Published January 19, 2014
The deletion of the observations and remarks should be done in such a manner as if these had never been incorporated in the judgment, the ministry emphasised.  — File Photo
The deletion of the observations and remarks should be done in such a manner as if these had never been incorporated in the judgment, the ministry emphasised. — File Photo

ISLAMABAD: Objecting to the Dec 10 verdict of Supreme Court in the case of 35 missing persons, the ministry of defence has pleaded that holding the Pakistan Army responsible for enforced disappearances by the court would demoralise the troops engaged in combating terrorists in Swat and Malakand.

In a review petition, the ministry requested the apex court to revisit its verdict by accepting the contentions raised in the interest of Pakistan and the state and expunge all the findings, remarks and observations recorded against the army and its intelligence agencies.

The deletion of the observations and remarks should be done in such a manner as if these had never been incorporated in the judgment, the ministry emphasised.

On Dec 10 last year, a three-judge Supreme Court bench headed by former chief justice Iftikhar Muhammad Chaudhry declared that the army authorities had removed 35 persons from the Internment Centre in Malakand Garrison, out of whom only seven were produced before the court.
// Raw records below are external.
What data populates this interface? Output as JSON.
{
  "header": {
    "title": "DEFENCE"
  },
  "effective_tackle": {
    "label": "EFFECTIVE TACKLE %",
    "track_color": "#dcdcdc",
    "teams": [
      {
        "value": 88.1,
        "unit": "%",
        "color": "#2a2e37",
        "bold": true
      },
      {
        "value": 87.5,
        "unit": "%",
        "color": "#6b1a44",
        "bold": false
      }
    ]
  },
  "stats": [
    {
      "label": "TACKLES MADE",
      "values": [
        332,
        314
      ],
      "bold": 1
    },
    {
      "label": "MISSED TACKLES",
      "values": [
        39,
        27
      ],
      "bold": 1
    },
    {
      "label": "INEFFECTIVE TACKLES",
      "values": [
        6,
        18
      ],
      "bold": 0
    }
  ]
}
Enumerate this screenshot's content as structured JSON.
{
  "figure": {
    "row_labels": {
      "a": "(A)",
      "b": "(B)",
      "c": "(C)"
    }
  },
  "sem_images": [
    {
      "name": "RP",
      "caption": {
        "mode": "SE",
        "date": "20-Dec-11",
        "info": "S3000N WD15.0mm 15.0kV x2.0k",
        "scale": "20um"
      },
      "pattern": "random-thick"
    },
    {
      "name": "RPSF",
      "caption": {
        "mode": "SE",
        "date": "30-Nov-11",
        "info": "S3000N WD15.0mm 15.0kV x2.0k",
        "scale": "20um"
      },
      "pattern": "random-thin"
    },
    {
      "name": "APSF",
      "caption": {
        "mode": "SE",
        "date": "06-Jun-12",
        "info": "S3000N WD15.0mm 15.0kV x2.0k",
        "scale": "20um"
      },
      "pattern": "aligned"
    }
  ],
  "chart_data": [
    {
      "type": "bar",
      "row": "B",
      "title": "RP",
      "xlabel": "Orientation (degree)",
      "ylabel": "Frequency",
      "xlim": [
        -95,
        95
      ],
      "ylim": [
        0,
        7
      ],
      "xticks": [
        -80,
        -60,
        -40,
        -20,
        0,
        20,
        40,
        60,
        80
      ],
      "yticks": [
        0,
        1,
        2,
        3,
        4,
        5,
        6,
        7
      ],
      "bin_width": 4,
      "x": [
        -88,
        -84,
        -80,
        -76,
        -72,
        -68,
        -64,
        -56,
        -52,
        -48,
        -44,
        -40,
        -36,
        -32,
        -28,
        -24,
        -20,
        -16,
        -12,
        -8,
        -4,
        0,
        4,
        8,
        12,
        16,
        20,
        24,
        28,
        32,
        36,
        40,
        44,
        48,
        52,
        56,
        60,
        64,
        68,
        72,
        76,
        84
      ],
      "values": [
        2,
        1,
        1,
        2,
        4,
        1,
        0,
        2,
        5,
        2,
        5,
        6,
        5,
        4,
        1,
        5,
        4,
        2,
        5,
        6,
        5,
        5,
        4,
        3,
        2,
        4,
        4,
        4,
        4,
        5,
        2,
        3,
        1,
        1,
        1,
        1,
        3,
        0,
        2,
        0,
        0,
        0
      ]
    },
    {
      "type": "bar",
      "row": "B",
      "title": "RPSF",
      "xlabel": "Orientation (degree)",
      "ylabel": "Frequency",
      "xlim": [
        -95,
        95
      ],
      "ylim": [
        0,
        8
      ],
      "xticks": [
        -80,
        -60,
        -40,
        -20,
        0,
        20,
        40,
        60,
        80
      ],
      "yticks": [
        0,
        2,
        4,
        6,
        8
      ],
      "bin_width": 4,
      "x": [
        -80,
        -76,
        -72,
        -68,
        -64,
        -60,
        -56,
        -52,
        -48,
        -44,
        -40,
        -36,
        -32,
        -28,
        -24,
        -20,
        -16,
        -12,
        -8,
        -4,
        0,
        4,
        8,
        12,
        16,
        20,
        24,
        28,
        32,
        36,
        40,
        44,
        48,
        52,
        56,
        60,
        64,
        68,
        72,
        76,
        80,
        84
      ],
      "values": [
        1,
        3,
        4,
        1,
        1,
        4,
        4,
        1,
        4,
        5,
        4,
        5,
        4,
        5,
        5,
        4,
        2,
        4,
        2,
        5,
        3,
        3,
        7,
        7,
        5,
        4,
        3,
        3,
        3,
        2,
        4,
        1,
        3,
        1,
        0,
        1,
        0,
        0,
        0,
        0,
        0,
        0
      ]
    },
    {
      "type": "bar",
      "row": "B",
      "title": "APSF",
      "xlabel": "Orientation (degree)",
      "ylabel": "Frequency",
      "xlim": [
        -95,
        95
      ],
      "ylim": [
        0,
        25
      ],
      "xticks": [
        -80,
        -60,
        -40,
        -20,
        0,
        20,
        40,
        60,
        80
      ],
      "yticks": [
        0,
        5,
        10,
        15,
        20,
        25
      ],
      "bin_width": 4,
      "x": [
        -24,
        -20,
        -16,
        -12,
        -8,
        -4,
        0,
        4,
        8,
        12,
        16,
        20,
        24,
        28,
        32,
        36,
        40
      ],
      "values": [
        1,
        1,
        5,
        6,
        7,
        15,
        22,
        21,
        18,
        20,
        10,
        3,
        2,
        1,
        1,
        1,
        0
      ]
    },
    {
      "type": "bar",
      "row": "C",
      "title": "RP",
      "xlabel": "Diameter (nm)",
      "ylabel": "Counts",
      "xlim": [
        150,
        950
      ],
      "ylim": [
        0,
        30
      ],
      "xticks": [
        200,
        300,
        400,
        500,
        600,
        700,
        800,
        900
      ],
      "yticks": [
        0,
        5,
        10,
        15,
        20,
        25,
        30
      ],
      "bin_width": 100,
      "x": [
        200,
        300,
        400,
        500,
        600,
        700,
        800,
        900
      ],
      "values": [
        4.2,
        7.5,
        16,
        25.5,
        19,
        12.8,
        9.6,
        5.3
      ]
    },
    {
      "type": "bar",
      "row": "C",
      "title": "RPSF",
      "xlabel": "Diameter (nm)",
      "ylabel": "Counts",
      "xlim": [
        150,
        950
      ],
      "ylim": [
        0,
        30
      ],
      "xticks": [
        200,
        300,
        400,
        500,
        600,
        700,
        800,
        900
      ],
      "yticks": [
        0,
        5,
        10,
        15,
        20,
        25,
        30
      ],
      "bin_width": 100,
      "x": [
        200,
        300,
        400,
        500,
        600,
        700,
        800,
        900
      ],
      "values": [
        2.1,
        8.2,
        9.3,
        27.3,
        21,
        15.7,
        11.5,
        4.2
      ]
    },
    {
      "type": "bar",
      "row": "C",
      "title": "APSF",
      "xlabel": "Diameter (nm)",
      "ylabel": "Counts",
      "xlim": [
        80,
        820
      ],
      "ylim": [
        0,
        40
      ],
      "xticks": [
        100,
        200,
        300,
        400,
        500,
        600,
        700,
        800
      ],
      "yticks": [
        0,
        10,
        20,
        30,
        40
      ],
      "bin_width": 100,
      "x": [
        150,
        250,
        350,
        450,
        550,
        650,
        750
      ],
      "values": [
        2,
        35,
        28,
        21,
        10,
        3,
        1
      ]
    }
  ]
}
The bench had also ordered that action be taken against the people responsible for the non-compliance of court orders.

The court had held that such practices were a serious crime against humanity.

Headed by Justice Jawwad S. Khawaja, a Supreme Court bench will also resume from Monday the proceedings in the missing Yasin Shah case on an application filed by his brother Muhabbat Shah on the basis of which the Dec 10 verdict had come.

The court at the last hearing on Jan 10 had ordered Secretary to the Prime Minister Javed Aslam to bring non-implementation of its judgment to the notice of his boss.

It also directed Chief Secretary of Khyber Pakhtunkhwa Mohammad Shahzad Arbab to inform Chief Minister Pervez Khattak about the non-compliance of the court order.

The review petition drafted by Additional Attorney General Shah Khawar highlights that the Supreme Court had failed to take into consideration that the armed forces were called in Swat and Malakand under Article 245 of the constitution to act in aid of the civil powers and to fight the worst form of terrorism in the area.

“And when the army is called to assist the civil authorities to carry out a constitutional duty, the jurisdiction of the high court as well as the fundamental rights guaranteed in the constitution are suspended.”

The judgment also entails, the petition argued, national as well as international implications and repercussions that could be detrimental to the federation of Pakistan.

Referring to the observations in the judgment that the army authorities in Pata (Provincially Administered Tribal Areas) removed 35 persons from the Malakand internment centre, out of which only seven persons were produced before the court, the petition contended that these remarks were not based on a conclusive material or evidence and relied upon by the court on “inaccurate particulars” provided by superintendent of the Malakand internment centre Attaullah when the defence ministry had clearly disputed the same for being unsubstantiated and factually incorrect.

The matter being disputed should have been termed a factual controversy by the court needing further probe but the defence ministry was not afforded any opportunity to cross examine and controvert the superintendent.

“Without proper assistance in this matter through a probe, the Pakistan Army should not have been held responsible for having detained these missing persons,” the petition said, adding that the court’s finding that those missing were with the armed forces was based on assumptions not supported by facts or record.

The petition also cited the observation in which the court had quoted an instance from the Nepal Supreme Court, which in a missing persons’ case on June 2007 had applied the principles enshrined in the convention against Enforced Disappearances 2007 despite the fact that Nepal had not ratified the same.